Allianz Trade ‘ın yayınladığı rapora göre Türkiye’de metal sektörünün karşılaşabileceği başlıca risk unsurları arasında; ekonomik koşullar, küresel metal fiyatları, düzenleyici değişiklikler, enerji maliyetleri, hammadde temini, çevresel kaygılar ve iş gücünde yetenek eksikliği yer alıyor. Ancak bunlar arasında çevresel kaygılar dikkat çekici ölçekte görülüyor.
Türkiye’de metal sektörünün değerlendirildiği raporda, Türk metal sektöründe 31 bine yakın işyerinde 150 bine yakın kişi istihdam ediliyor. Küresel metal piyasasının, 2022'de 3940,17 milyar dolardan 2023'te yüzde 7,4’lük bileşik yıllık büyüme oranıyla 4230,27 milyar dolara yükseldiği bilgisi verildi.
Rusya-Ukrayna savaşının kısa vadede, küresel ekonomik toparlanma şansını olumsuz etkilediği vurgulanırken, savaşın, birden fazla ülkeye yönelik ekonomik yaptırımlara, emtia fiyatlarında artışa ve tedarik zinciri kesintilerine yol açtığı belirtiliyor. Raporda dikkat çeken bir diğer nokta ise küresel çapta metal fiyatlarının, daralan talep, resesyon beklentileri ve parasal sıkılaşma nedeniyle pandemi öncesi fiyatlarına yaklaşmış olması.
Yeşil dönüşümle uluslarası ticaret değişim geçirecek
Dünya genelinde artan yeşil dönüşüm talebinin etkisiyle, uluslararası ticaretin bir değişim geçirmesi bekleniyor. Ülkelerin, iklim ve çevreye ilişkin aldıkları kararları uluslararası ticaret ve sanayi alanında uygulamaya başlaması, bu durumun ise olası dış ticareti kısıtlayıcı uygulamaların artacağı endişelerini kuvvetlendirdiği de raporda dikkat çekiyor.

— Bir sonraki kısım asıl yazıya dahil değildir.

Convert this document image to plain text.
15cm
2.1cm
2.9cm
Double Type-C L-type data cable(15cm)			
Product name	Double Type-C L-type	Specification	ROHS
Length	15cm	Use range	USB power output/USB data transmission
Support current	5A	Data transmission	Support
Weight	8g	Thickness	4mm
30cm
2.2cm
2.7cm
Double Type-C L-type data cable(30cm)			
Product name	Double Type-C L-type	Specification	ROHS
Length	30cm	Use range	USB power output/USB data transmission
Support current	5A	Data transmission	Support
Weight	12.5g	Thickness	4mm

Almanya’nın teknik resesyona girmesi Türkiye Metal Sektörü olumsuz etkiliyor
Türkiye’nin ihracat verileri 2022 yılı sonunda 254,2 milyar dolar ile bir önceki yıla göre yüzde 12,9 artış gösterdi. Demir ve Demir Dışı Metaller sektörü ihracatı ise 2022 Ocak-Aralık döneminde, önceki yılın aynı dönemine göre yüzde 16,8 artış ile 14,66 milyar dolar olarak gerçekleşti. Raporda, bu yılın ilk 5 ayında ihracattaki yüzde 0,2 artışa karşın, Demir ve Demir Dışı Metaller sektörü ihracatının geçtiğimiz yılın aynı dönemine göre yüzde 16,4 düştüğüne dikkat çekiliyor. Bu düşüşte Avrupa Birliği’ndeki ekonomik daralma, parasal sıkılaşma döngüsü, Türkiye özelinde kurun rekabetçi bir düzeyde olmaması ve geçtiğimiz yıla kıyasla kredi koşullarındaki sıkılaşmanın etkili olduğu belirtiliyor. Ayrıca, Türkiye’nin demir ve demir dışı metaller sektöründeki ihracatında en büyük paya sahip olan Almanya’nın da teknik resesyona girmesinin Türkiye Metal Sektörünü büyük ölçüde etkilediği vurgulanıyor.